Depending on the type of grief an individual experiences, coping methods may vary. “If a person is experiencing a delayed grief reaction due to a crisis, then the crisis must be addressed first,” says Ibarra.

General Strategies Applicable In All Griefs

1. Kindness to Oneself

“If you recognize that you are grieving, be compassionate, give yourself time, let go of the need to be perfect, do not judge the quality or duration of your grief, and respect your feelings,” advises Hornstein.

2. Practice Memorializing

Ibarra states that creating a memorial for a deceased person or thing can be cathartic and therapeutic. “This could be a letter that is burned or an altar that is maintained for years. It enables us to accept the reality of the loss, creates a space to feel our emotions, and build a new life moving forward, which are all essential steps in the grieving process “she says.

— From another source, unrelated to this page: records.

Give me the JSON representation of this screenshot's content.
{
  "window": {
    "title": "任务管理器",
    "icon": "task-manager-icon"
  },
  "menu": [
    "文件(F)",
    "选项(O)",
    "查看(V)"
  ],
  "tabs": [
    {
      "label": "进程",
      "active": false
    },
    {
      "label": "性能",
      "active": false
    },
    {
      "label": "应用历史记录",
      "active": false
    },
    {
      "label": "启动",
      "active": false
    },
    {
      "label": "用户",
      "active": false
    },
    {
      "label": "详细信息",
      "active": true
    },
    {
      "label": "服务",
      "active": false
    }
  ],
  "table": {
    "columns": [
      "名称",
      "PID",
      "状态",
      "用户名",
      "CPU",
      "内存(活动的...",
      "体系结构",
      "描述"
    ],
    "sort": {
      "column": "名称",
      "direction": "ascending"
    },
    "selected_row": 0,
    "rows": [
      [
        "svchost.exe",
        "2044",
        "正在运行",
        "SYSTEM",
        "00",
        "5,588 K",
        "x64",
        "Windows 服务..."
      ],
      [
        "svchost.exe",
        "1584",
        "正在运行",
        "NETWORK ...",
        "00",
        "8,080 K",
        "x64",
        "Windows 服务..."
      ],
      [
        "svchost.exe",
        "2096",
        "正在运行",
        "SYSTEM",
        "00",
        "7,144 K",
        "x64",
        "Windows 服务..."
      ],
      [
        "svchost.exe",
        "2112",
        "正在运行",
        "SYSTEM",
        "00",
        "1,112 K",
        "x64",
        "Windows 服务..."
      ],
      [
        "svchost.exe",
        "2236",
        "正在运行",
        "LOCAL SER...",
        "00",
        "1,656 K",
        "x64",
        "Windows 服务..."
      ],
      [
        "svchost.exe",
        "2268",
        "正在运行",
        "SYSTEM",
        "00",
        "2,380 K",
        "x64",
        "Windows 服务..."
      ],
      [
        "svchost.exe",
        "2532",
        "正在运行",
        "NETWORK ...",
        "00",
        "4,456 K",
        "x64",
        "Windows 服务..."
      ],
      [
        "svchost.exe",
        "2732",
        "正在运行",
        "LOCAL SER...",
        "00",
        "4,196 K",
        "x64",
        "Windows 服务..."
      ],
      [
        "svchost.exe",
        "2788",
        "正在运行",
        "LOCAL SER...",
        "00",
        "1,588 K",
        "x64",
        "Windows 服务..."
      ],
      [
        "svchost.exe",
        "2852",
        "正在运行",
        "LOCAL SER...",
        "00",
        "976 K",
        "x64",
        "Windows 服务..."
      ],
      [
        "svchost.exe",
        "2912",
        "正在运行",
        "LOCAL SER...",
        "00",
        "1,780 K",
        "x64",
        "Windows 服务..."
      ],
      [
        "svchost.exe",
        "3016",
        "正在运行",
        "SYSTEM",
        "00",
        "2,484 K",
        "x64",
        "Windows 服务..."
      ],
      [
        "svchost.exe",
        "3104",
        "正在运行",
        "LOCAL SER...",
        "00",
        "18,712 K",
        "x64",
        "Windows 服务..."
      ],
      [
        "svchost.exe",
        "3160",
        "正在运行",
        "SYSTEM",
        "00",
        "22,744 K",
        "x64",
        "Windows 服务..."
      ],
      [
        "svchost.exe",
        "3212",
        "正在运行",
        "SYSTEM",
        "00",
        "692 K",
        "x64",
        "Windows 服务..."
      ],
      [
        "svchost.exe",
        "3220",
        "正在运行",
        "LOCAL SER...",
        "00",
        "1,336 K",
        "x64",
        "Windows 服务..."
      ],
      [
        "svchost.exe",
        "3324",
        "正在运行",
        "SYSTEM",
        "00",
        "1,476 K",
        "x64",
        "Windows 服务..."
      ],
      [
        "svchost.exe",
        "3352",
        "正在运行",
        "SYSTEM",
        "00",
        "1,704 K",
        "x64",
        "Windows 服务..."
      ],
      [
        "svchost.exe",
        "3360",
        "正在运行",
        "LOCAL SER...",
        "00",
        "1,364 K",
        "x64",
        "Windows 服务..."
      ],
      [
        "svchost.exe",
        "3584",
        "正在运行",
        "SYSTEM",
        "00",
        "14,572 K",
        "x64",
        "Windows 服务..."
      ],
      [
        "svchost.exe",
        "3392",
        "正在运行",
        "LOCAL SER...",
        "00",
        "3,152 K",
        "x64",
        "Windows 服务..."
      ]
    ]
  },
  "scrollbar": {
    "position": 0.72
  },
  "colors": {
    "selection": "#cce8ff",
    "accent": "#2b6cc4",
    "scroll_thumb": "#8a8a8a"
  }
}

3. Beware of Displaced Grief

Hornstein says that this can take the form of crying over flowers rather than missing a deceased person. “Allow your sorrow to guide you to your destination,” advises Hornstein.

4. Signs You Should Seek Assistance

“No one escapes grief,” Hornstein says.

Ibarra notes that although the process is normal and necessary for long-term health, it can be difficult and painful. And the grief you feel for one thing or event may be very different from that you feel for another, so your reaction may feel foreign and unsettling. Ibarra states, “You deserve support as you navigate this experience.” She states that this is true for anyone experiencing grief. Nonetheless, there are a few signs that you should seek assistance.

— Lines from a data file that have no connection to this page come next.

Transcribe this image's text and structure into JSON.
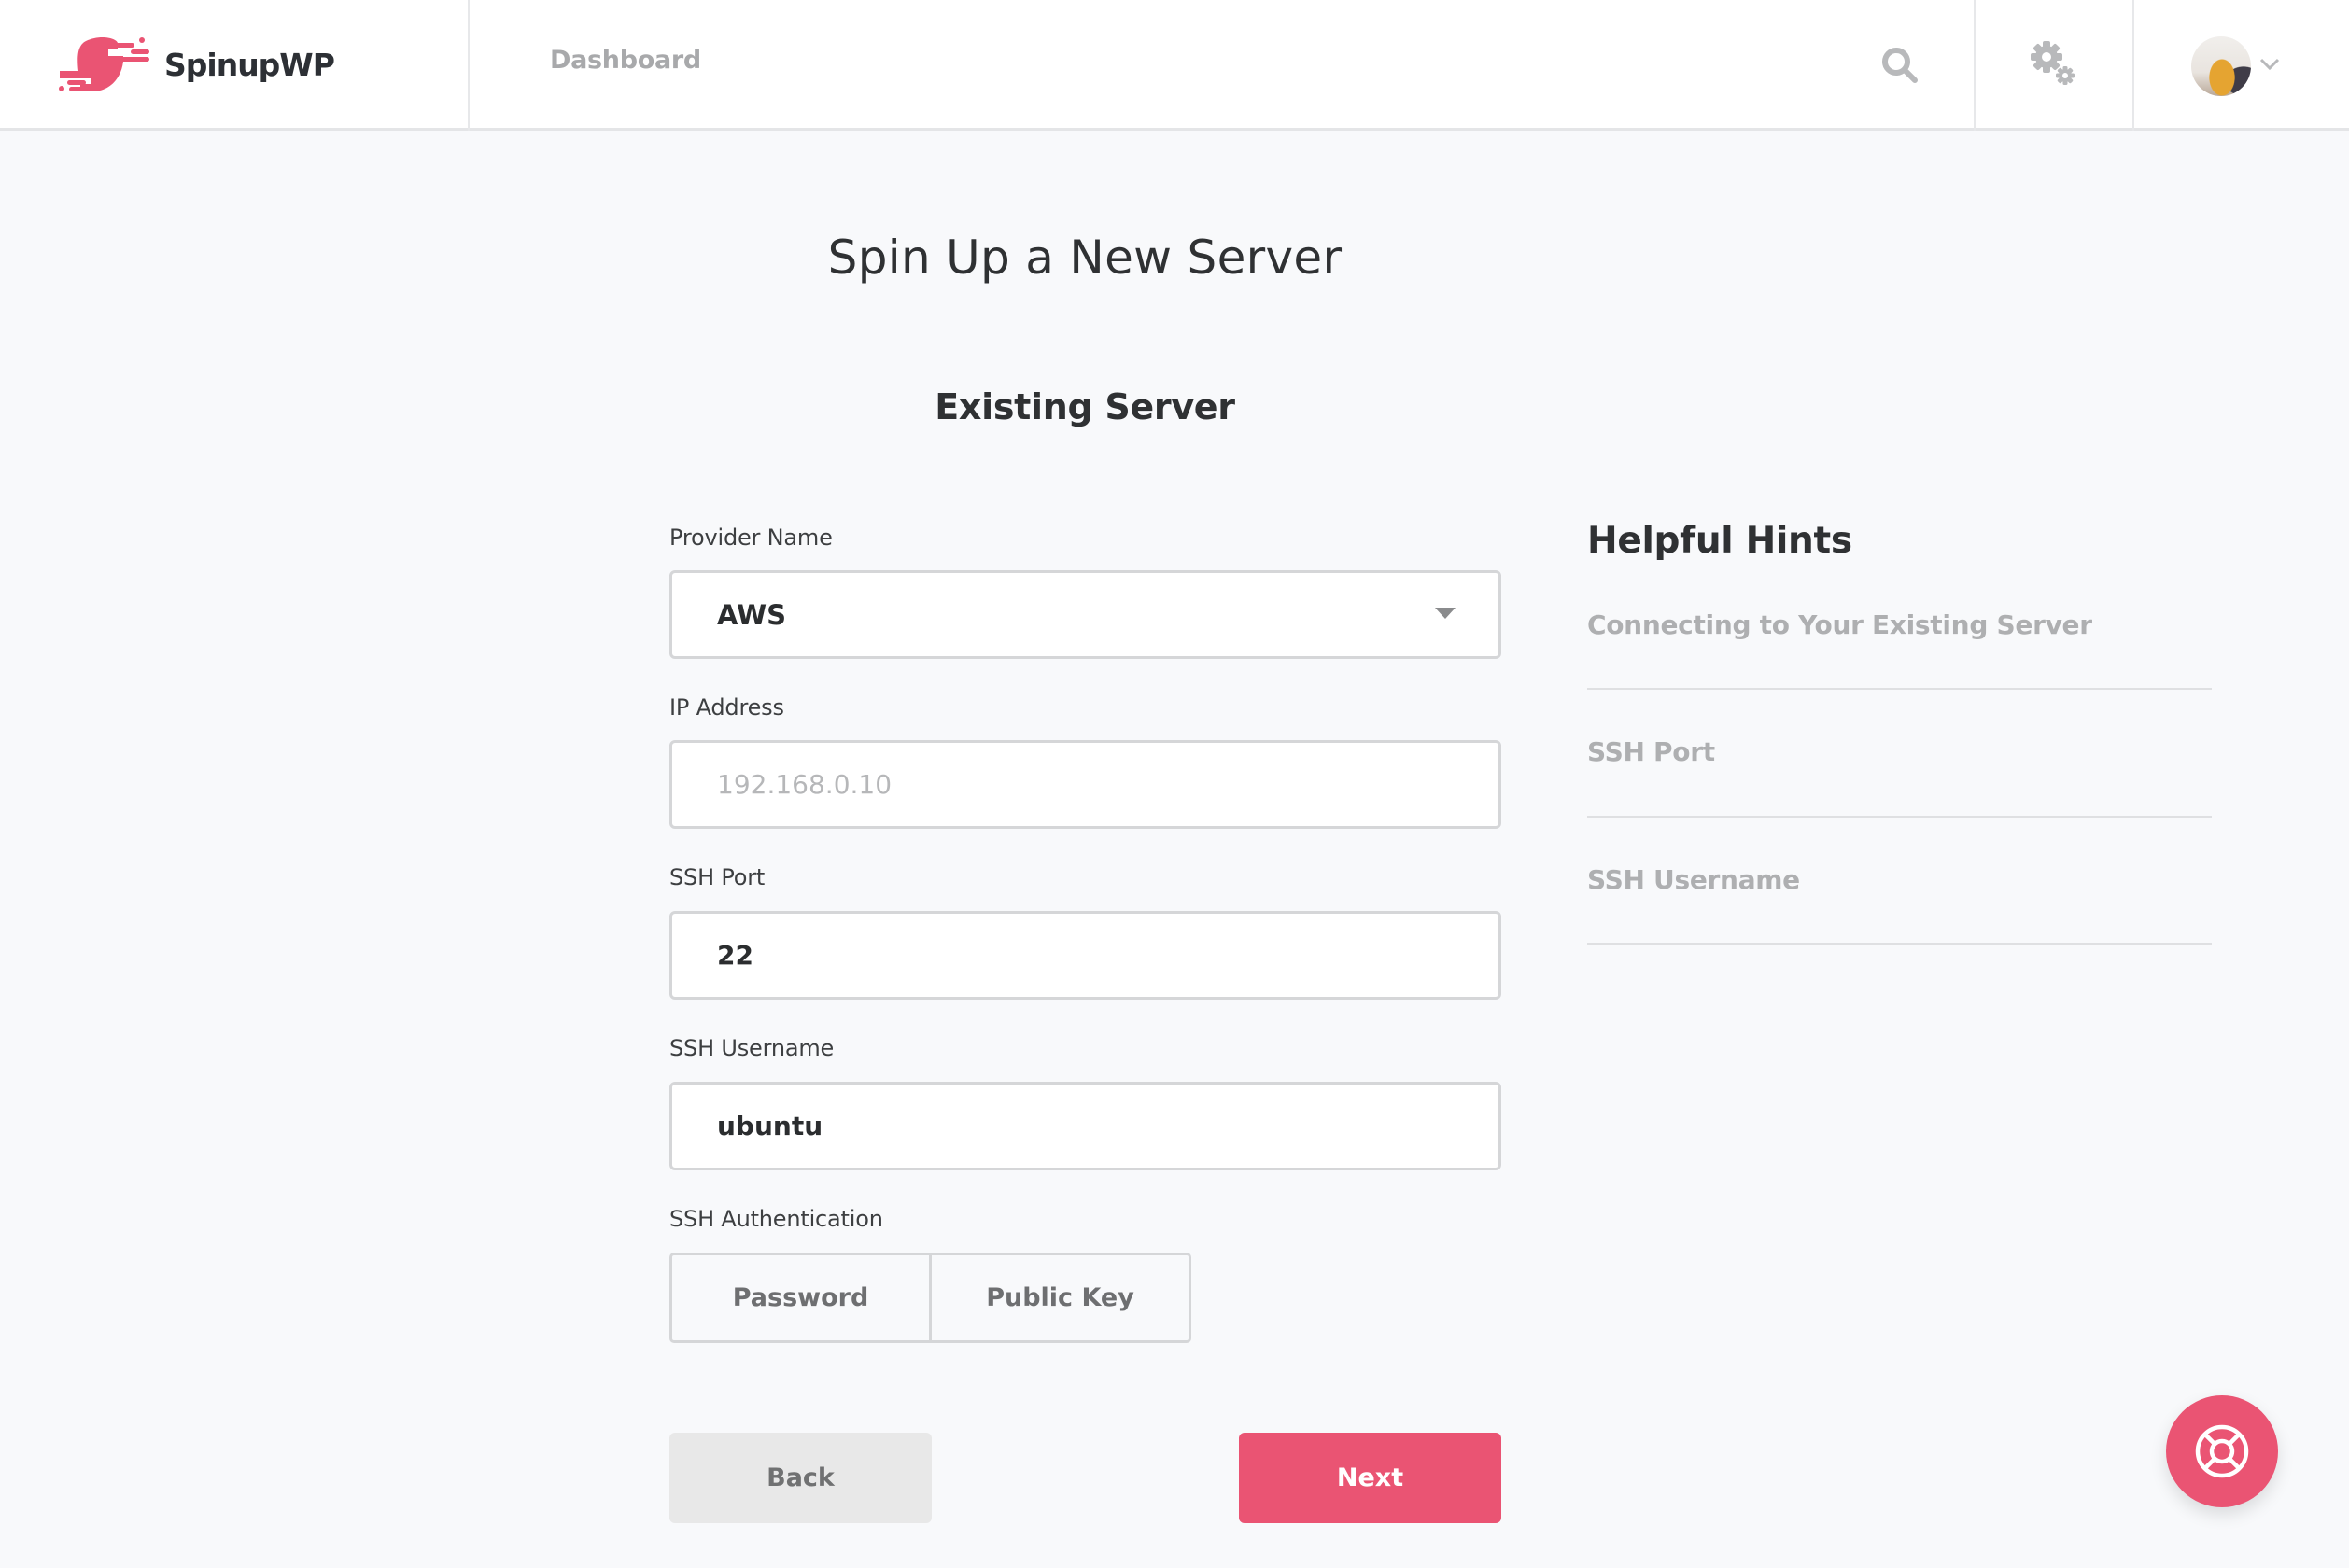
{
  "header": {
    "brand": "SpinupWP",
    "nav": [
      {
        "label": "Dashboard"
      }
    ],
    "icons": {
      "search": "search-icon",
      "settings": "gears-icon",
      "avatar": "user-avatar",
      "menu": "chevron-down-icon"
    }
  },
  "page": {
    "title": "Spin Up a New Server",
    "subtitle": "Existing Server"
  },
  "form": {
    "provider": {
      "label": "Provider Name",
      "value": "AWS"
    },
    "ip": {
      "label": "IP Address",
      "value": "",
      "placeholder": "192.168.0.10"
    },
    "ssh_port": {
      "label": "SSH Port",
      "value": "22"
    },
    "ssh_username": {
      "label": "SSH Username",
      "value": "ubuntu"
    },
    "ssh_auth": {
      "label": "SSH Authentication",
      "options": [
        {
          "label": "Password"
        },
        {
          "label": "Public Key"
        }
      ]
    },
    "back_label": "Back",
    "next_label": "Next"
  },
  "hints": {
    "title": "Helpful Hints",
    "items": [
      {
        "label": "Connecting to Your Existing Server"
      },
      {
        "label": "SSH Port"
      },
      {
        "label": "SSH Username"
      }
    ]
  },
  "help": {
    "icon": "lifebuoy-icon"
  },
  "colors": {
    "brand": "#ea5473",
    "background": "#f8f9fb",
    "muted_text": "#aeafb1"
  }
}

5. You Believe You Desire it

Ibarra states, “You do not need to be broken and nothing must be wrong with you to seek the assistance of a professional”; that is if you believe you could benefit from assistance, seek it out.

6. Your Daily Routine is Deteriorating

Hornstein recommends seeking assistance if you are unable to carry out normal daily activities such as taking regular showers, arriving on time to work, etc. She says that difficulty sleeping or an inability to eat are also indicators of the need for assistance.

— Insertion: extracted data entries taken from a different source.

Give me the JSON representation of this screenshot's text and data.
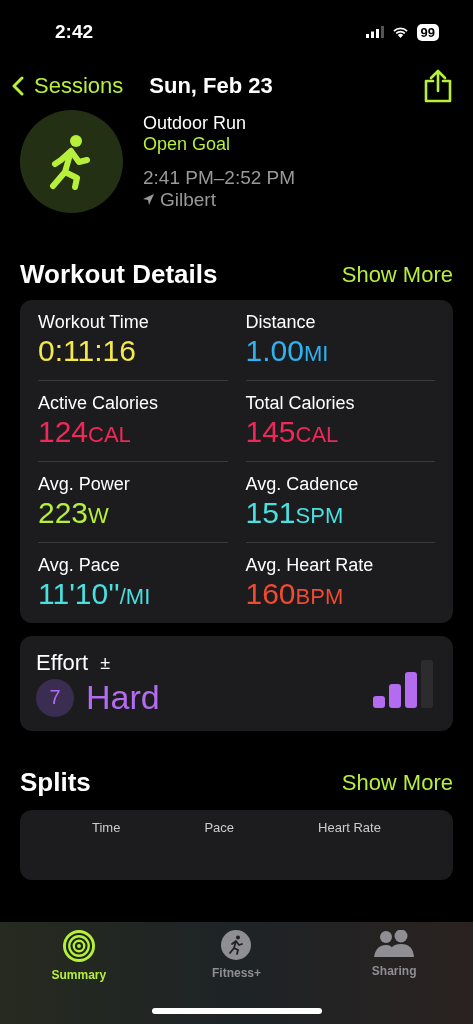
{
  "status_bar": {
    "time": "2:42",
    "battery": "99"
  },
  "nav": {
    "back": "Sessions",
    "title": "Sun, Feb 23"
  },
  "workout": {
    "name": "Outdoor Run",
    "goal": "Open Goal",
    "time_range": "2:41 PM–2:52 PM",
    "location": "Gilbert"
  },
  "details": {
    "title": "Workout Details",
    "action": "Show More",
    "metrics": [
      {
        "label": "Workout Time",
        "value": "0:11:16",
        "color": "#f5e94a"
      },
      {
        "label": "Distance",
        "value": "1.00",
        "unit": "MI",
        "color": "#2fb3f0"
      },
      {
        "label": "Active Calories",
        "value": "124",
        "unit": "CAL",
        "color": "#f0285a"
      },
      {
        "label": "Total Calories",
        "value": "145",
        "unit": "CAL",
        "color": "#f0285a"
      },
      {
        "label": "Avg. Power",
        "value": "223",
        "unit": "W",
        "color": "#b6f03a"
      },
      {
        "label": "Avg. Cadence",
        "value": "151",
        "unit": "SPM",
        "color": "#48e0e0"
      },
      {
        "label": "Avg. Pace",
        "value": "11'10''",
        "unit": "/MI",
        "color": "#48e0e0"
      },
      {
        "label": "Avg. Heart Rate",
        "value": "160",
        "unit": "BPM",
        "color": "#f04a30"
      }
    ]
  },
  "effort": {
    "title": "Effort",
    "adjust": "±",
    "score": "7",
    "rating": "Hard",
    "level": 0.75
  },
  "splits": {
    "title": "Splits",
    "action": "Show More",
    "columns": [
      "Time",
      "Pace",
      "Heart Rate"
    ]
  },
  "tabs": [
    {
      "label": "Summary",
      "selected": true,
      "kind": "rings"
    },
    {
      "label": "Fitness+",
      "selected": false,
      "kind": "runner"
    },
    {
      "label": "Sharing",
      "selected": false,
      "kind": "people"
    }
  ]
}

7. You Have a Protracted Feeling of Despair

Certain emotions, such as intense, out-of-control anger or prolonged hopelessness, can indicate the need for professional assistance, according to Ibarra.

8. You Suffer From Survivor’s Guilt

Hornstein suggests seeking professional help if you experience guilt for being alive or a desire to harm yourself. Ibarra adds, “You do not need to wait until things are extremely difficult to seek assistance.”

  • Do you believe that understanding types of grief can help us navigate our emotions more effectively?